A lot planning has been done to pair activities so that both children and parents can benefit. While children undergo art therapy sessions, parents have access to tai chi or trauma-informed yoga. “It gives people the chance to disconnect,” says Fuks.
Most of the refugees don’t speak English or French, so mental health specialists work in tandem with interpreters. Because of the disturbing nature of many of the refugees’ experiences, interpreters may experience “vicarious trauma,” says Fuks. To counter that, interpreters have access to a special support group specifically organized for them.
Unfortunately, there is a shortage of interpreters at present. “We are trying to raise funds so that we can pay professional interpreters because, at the moment, we have more therapists than interpreters,” says Fuks, pointing to a McGill crowdfunding page where people can donate to the initiative.

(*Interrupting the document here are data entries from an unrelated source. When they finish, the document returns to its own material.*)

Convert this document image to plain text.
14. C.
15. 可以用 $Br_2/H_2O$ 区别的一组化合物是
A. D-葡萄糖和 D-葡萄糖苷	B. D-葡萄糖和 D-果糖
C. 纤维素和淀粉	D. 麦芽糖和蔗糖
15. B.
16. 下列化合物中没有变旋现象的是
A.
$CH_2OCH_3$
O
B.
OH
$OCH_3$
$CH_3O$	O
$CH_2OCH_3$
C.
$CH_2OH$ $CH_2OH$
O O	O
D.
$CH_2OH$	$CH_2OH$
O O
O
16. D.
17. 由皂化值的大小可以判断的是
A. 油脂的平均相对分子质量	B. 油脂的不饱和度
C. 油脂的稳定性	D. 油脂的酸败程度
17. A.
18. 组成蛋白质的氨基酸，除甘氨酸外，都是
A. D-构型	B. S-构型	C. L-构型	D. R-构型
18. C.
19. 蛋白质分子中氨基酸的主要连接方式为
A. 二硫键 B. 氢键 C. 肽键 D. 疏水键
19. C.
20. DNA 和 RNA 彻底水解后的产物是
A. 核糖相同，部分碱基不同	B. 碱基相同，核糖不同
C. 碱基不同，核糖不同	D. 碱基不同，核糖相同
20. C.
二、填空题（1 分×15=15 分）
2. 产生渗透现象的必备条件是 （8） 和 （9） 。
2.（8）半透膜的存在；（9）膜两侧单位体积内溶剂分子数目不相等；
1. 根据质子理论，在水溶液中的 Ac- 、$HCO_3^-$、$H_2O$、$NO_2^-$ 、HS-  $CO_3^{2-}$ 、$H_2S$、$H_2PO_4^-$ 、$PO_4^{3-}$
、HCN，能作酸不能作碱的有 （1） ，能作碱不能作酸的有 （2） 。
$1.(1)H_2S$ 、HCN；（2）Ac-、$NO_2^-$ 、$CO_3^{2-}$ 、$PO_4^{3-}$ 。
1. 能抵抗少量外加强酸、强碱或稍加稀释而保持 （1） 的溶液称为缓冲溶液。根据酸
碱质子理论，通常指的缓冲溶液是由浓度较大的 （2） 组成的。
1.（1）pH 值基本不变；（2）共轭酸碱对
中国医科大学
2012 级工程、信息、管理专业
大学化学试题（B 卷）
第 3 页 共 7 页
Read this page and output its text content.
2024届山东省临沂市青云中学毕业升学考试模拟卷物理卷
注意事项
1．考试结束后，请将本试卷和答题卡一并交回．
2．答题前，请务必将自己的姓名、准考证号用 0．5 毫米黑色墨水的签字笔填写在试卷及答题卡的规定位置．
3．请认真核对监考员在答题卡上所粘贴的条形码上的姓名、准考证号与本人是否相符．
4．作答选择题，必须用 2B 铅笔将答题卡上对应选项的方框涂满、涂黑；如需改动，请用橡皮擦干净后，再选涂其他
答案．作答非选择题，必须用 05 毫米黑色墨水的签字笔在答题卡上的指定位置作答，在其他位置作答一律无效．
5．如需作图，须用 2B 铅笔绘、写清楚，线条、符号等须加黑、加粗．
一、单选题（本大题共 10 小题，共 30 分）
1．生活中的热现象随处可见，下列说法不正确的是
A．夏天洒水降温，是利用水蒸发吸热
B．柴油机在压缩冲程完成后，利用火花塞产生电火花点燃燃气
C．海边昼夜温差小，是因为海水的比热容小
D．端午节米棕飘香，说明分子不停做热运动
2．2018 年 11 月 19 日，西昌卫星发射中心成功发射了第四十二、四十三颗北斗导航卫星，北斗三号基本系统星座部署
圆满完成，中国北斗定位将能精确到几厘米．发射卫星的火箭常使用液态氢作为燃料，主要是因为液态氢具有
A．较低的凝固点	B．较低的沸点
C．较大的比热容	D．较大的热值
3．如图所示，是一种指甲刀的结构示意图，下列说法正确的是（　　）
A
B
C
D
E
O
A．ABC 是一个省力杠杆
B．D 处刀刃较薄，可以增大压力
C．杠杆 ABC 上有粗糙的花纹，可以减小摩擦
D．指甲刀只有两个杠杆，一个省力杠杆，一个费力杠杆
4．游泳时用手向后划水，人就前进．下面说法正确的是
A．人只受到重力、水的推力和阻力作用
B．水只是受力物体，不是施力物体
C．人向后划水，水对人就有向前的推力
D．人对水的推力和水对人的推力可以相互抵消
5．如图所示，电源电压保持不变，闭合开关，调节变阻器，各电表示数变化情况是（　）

To prepare for their work, the volunteer mental health workers were provided free training on the assessment, causes, symptoms, and effects of trauma. They were also introduced to cutting-edge evidence-based approaches to working with trauma. As well, they took part in cultural and linguistic competencies workshops and will be offered peer supervision groups to prepare and support them in their work. In total, there was over 30 hours of training in eight modules and one full day. It was, says Fuks, a major commitment.

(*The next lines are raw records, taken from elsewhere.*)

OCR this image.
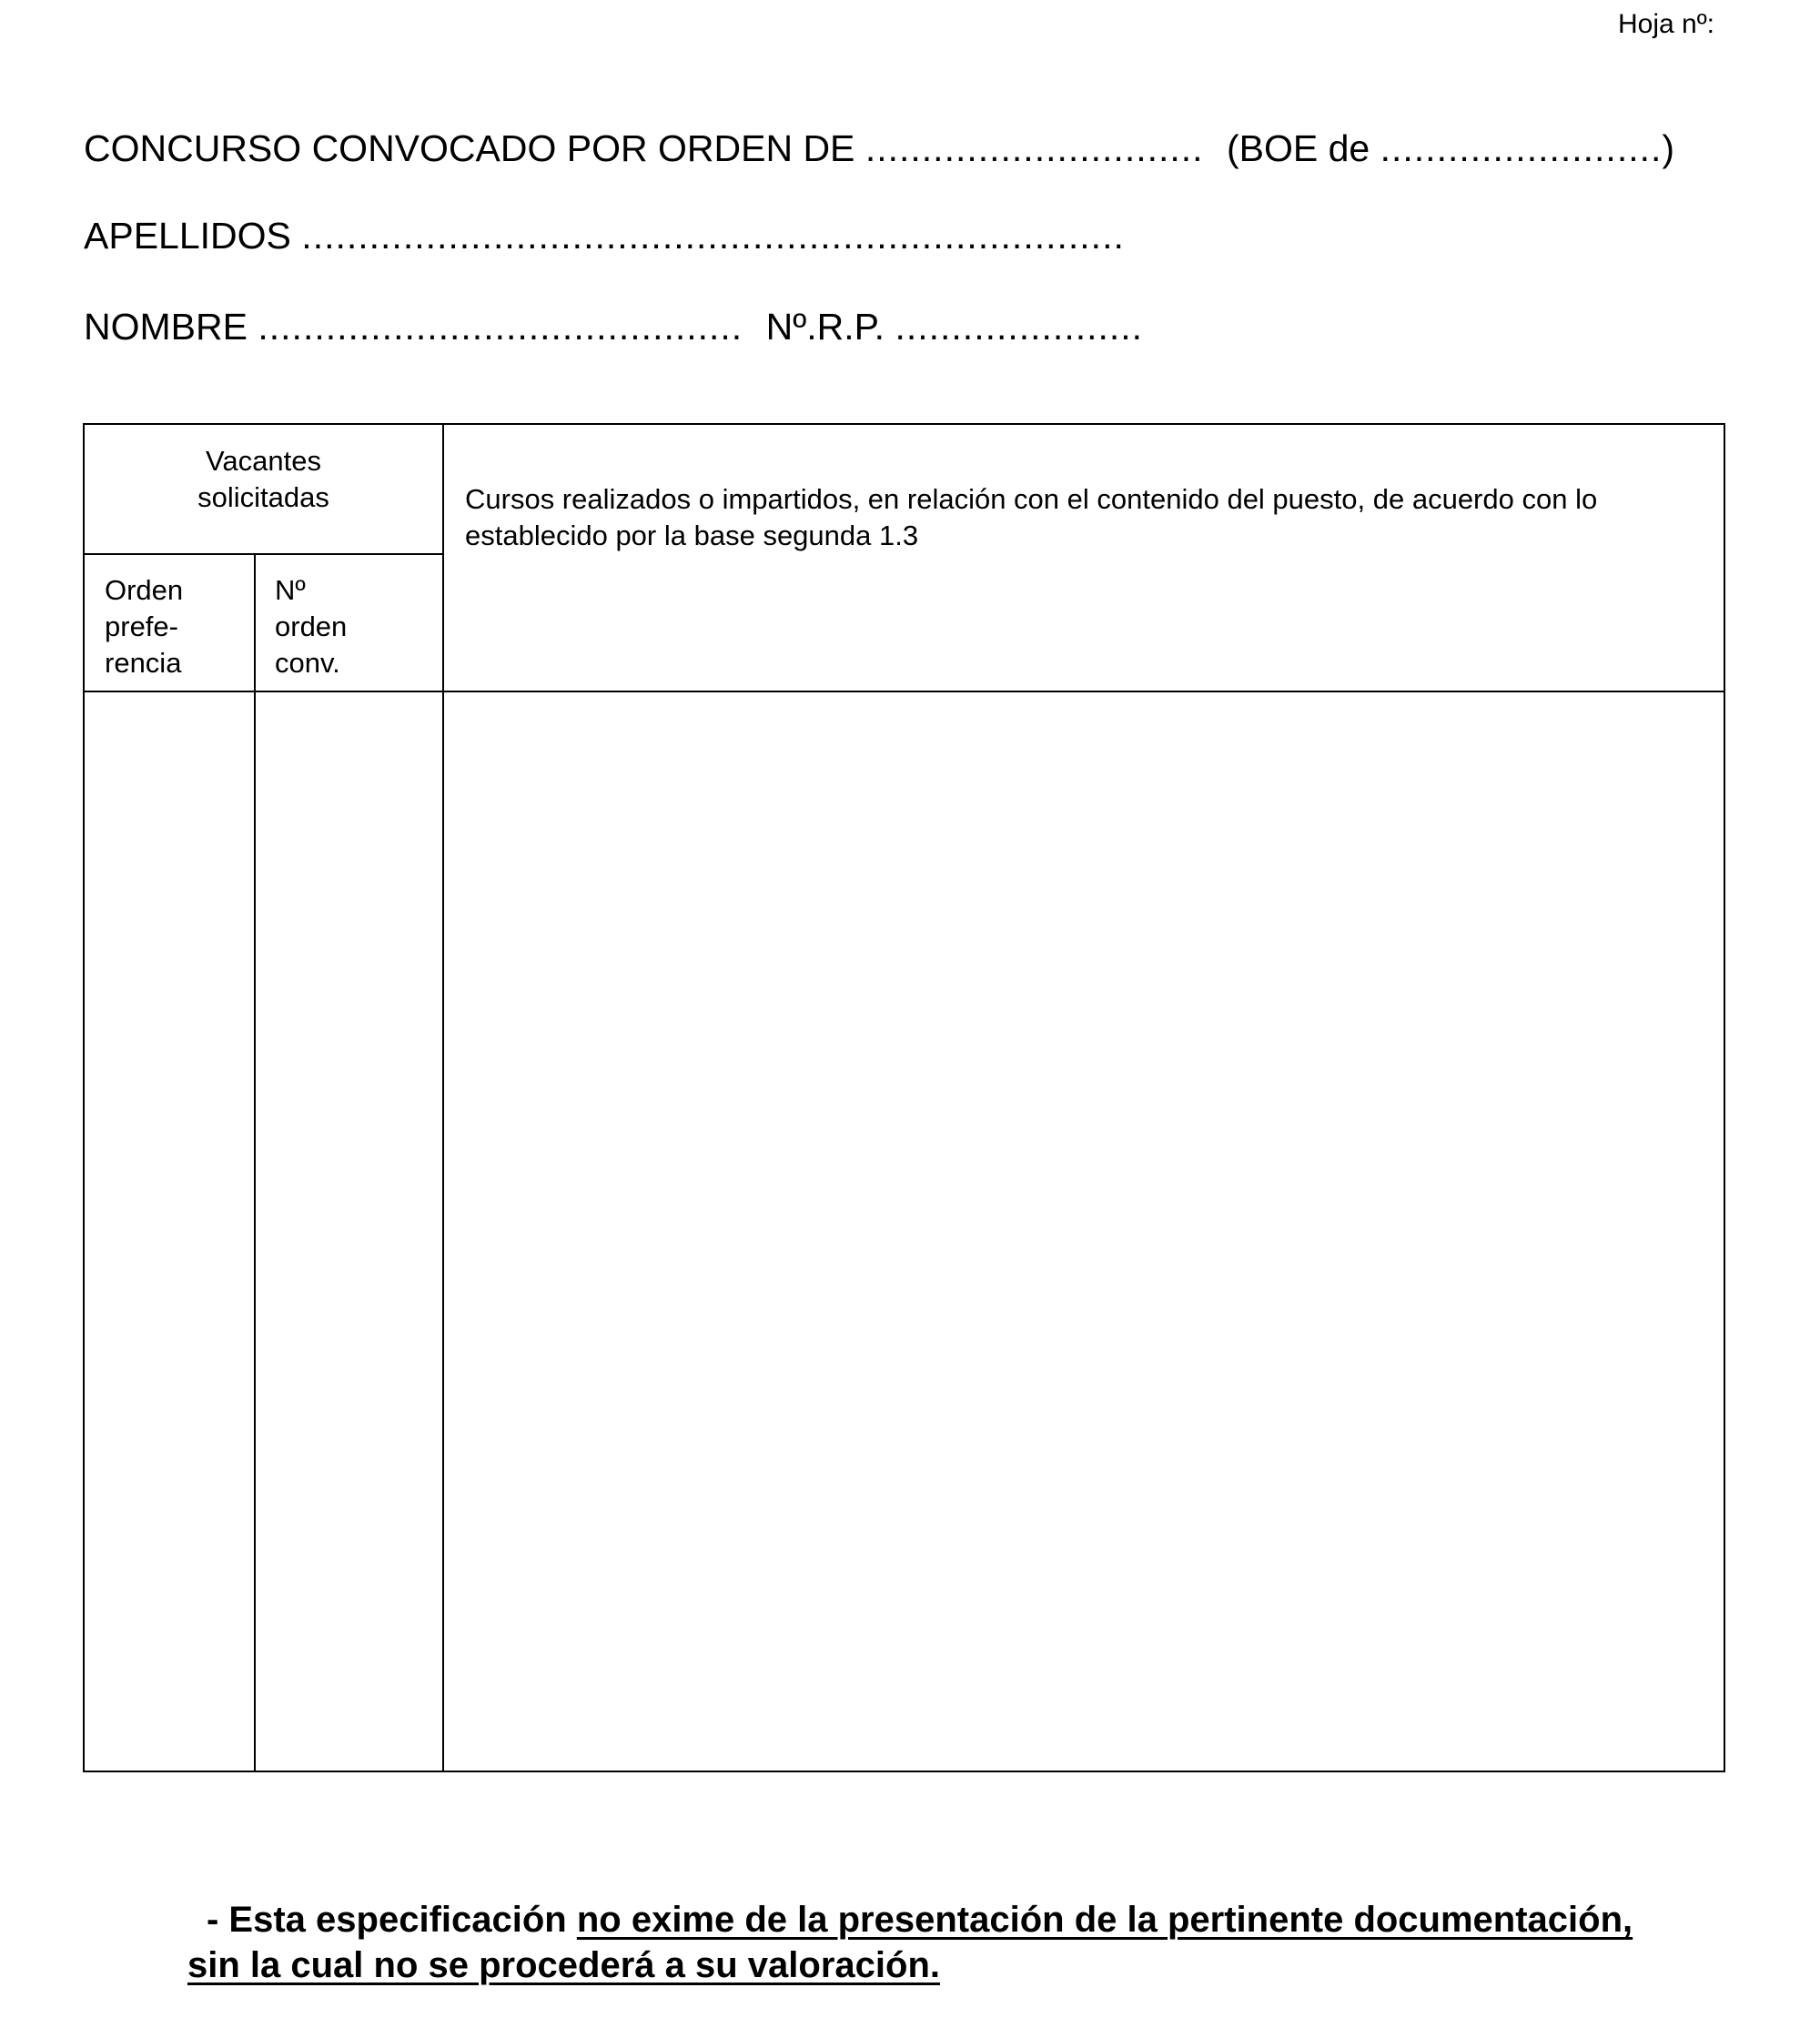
Hoja nº:
CONCURSO CONVOCADO POR ORDEN DE .............................. (BOE de .........................)
APELLIDOS .........................................................................
NOMBRE ........................................... Nº.R.P. ......................
Vacantes
solicitadas	Cursos realizados o impartidos, en relación con el contenido del puesto, de acuerdo con lo establecido por la base segunda 1.3
Orden
prefe-
rencia
Nº
orden
conv.
- Esta especificación no exime de la presentación de la pertinente documentación,
sin la cual no se procederá a su valoración.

“People did it in September, one of the busiest months in academia – twice a week, Tuesdays and Thursdays for four weeks and a full Saturday,” says Fuks. “It’s a lot to ask, so this is huge. We are really appreciative of this incredible response. People are so motivated.”

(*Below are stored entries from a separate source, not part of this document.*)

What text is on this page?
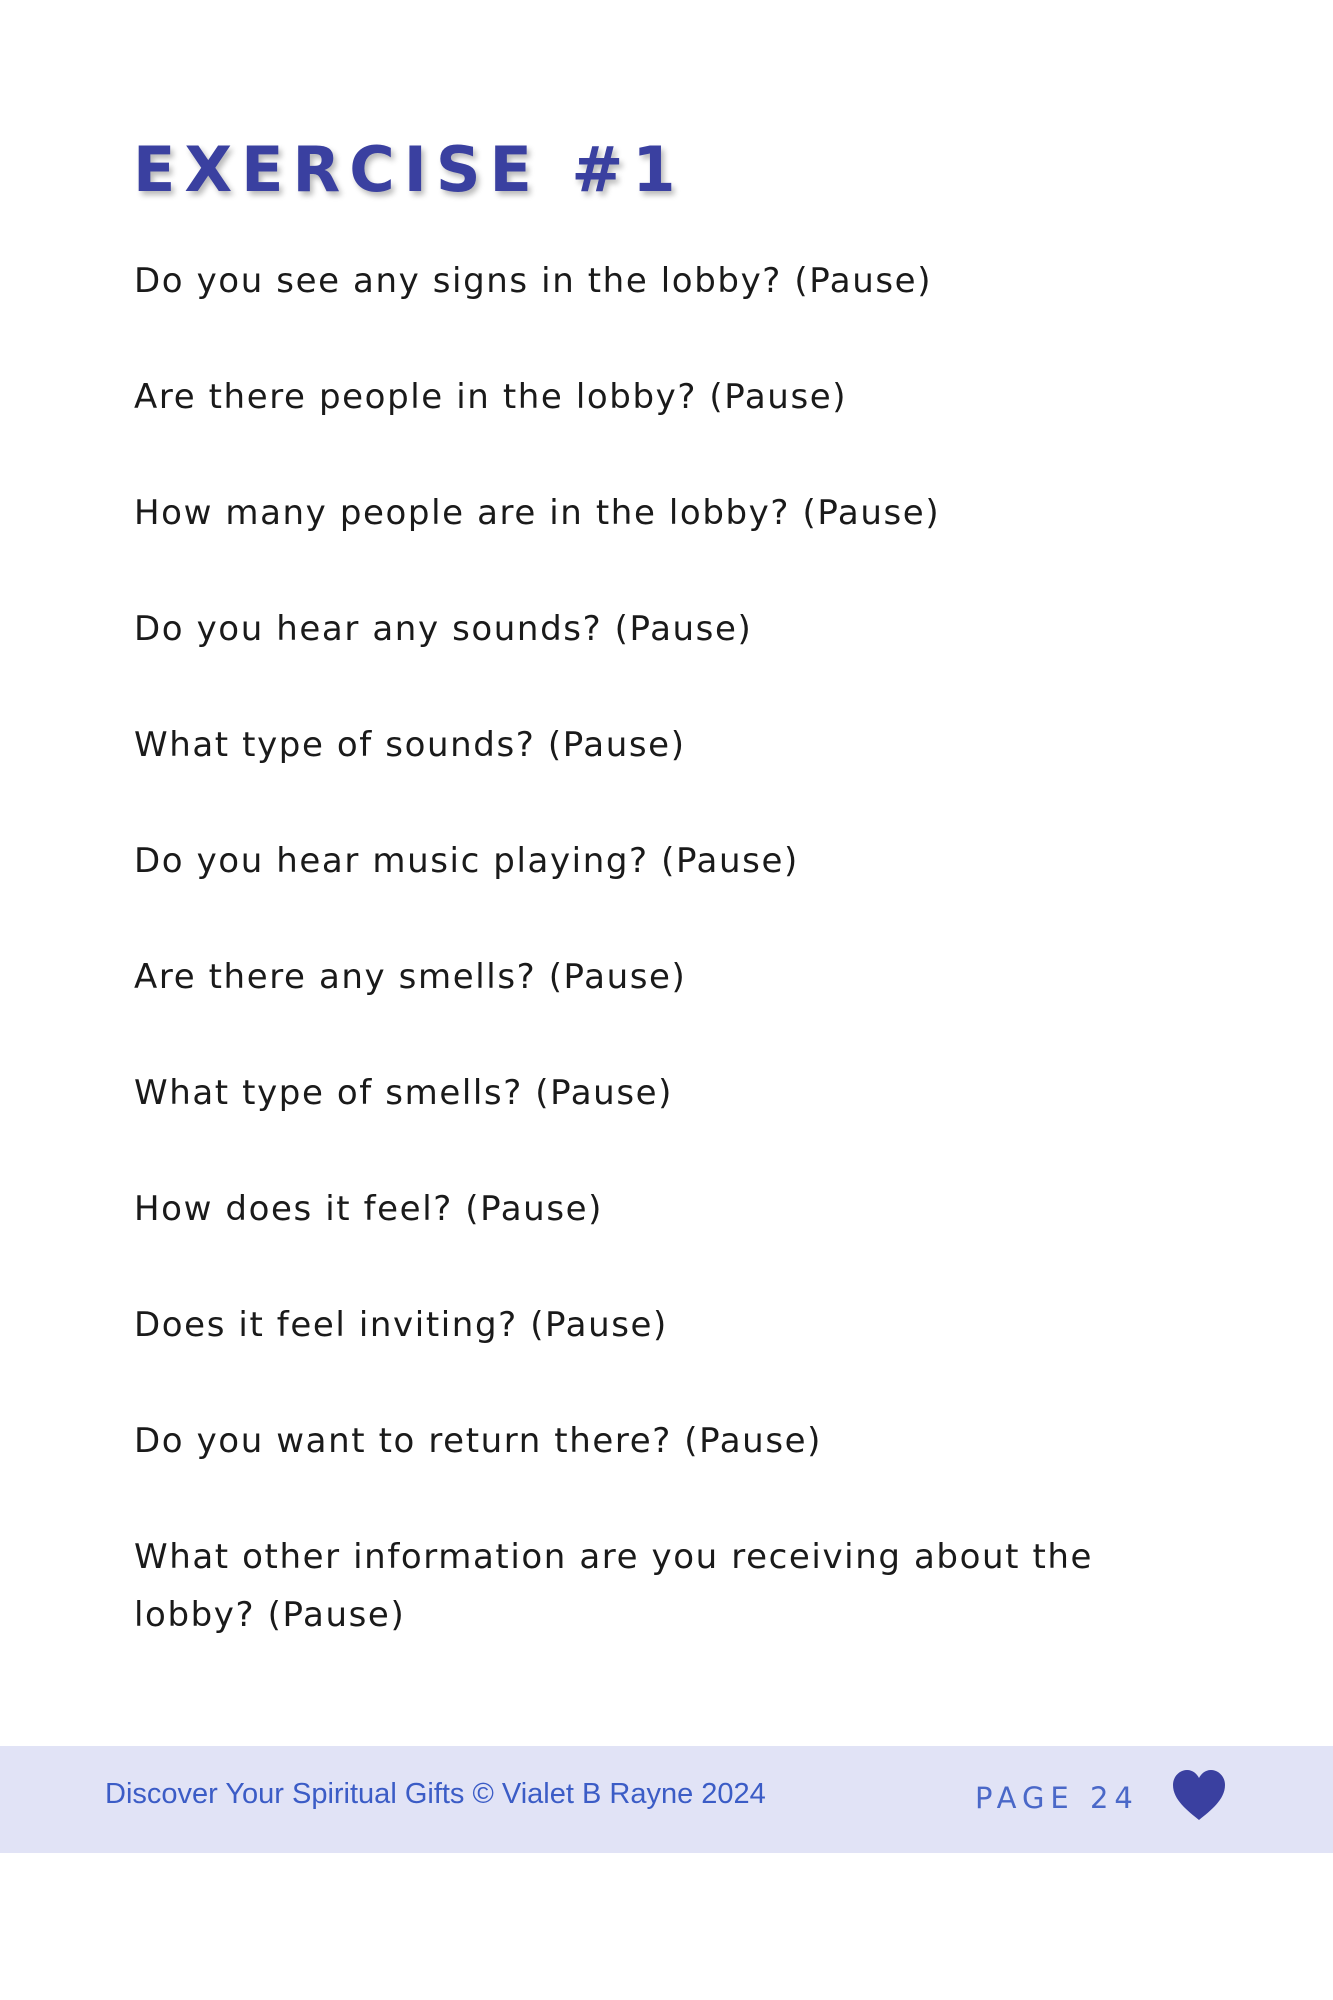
EXERCISE #1
Do you see any signs in the lobby? (Pause)
Are there people in the lobby? (Pause)
How many people are in the lobby? (Pause)
Do you hear any sounds? (Pause)
What type of sounds? (Pause)
Do you hear music playing? (Pause)
Are there any smells? (Pause)
What type of smells? (Pause)
How does it feel? (Pause)
Does it feel inviting? (Pause)
Do you want to return there? (Pause)
What other information are you receiving about the lobby? (Pause)
Discover Your Spiritual Gifts © Vialet B Rayne 2024	PAGE 24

But, Fuks says, the volunteers are also gaining from the experience. “People feel empowered, because the training was quite comprehensive,” he says.
Some of the volunteers are McGill graduate students in clinical programs. Having received the extensive trauma-focused training in September, they are now seeing clients under the supervision of licensed professionals, who review their work and give them feedback.
“The training the graduate students received is invaluable,” says Fuks, “and they are doing supervised trauma work as well. It is quite a unique skill set, and one that is very needed.”
Standing in solidarity
Fuks says the project was his way of “coping with the situation.”
Like the rest of the world, he watched helplessly as his home town was bombed relentlessly in the early days of the Russian invasion. His university was destroyed and rocket attacks almost hit his family’s home. Unable to convince them to leave Ukraine, Fuks was able to relocate them in the western part of the country.
“It has been horrific. The first couple of weeks I was in shock,” he says. “But I decided to find something where I could make a positive contribution. I’ve been channeling all of that horror and fear and grief and everything else into just making this happen – and it helps.”
“Everybody has been extremely supportive and extremely involved,” says Fuks. “People have dedicated time. People have come up with ideas. The support I’ve received is incredible – from my colleagues and graduate students in the Department of Psychology, and from the broader community. We have built an amazing team. To see people standing in solidarity with the people of Ukraine is very inspiring. It feels good knowing we are doing our part.”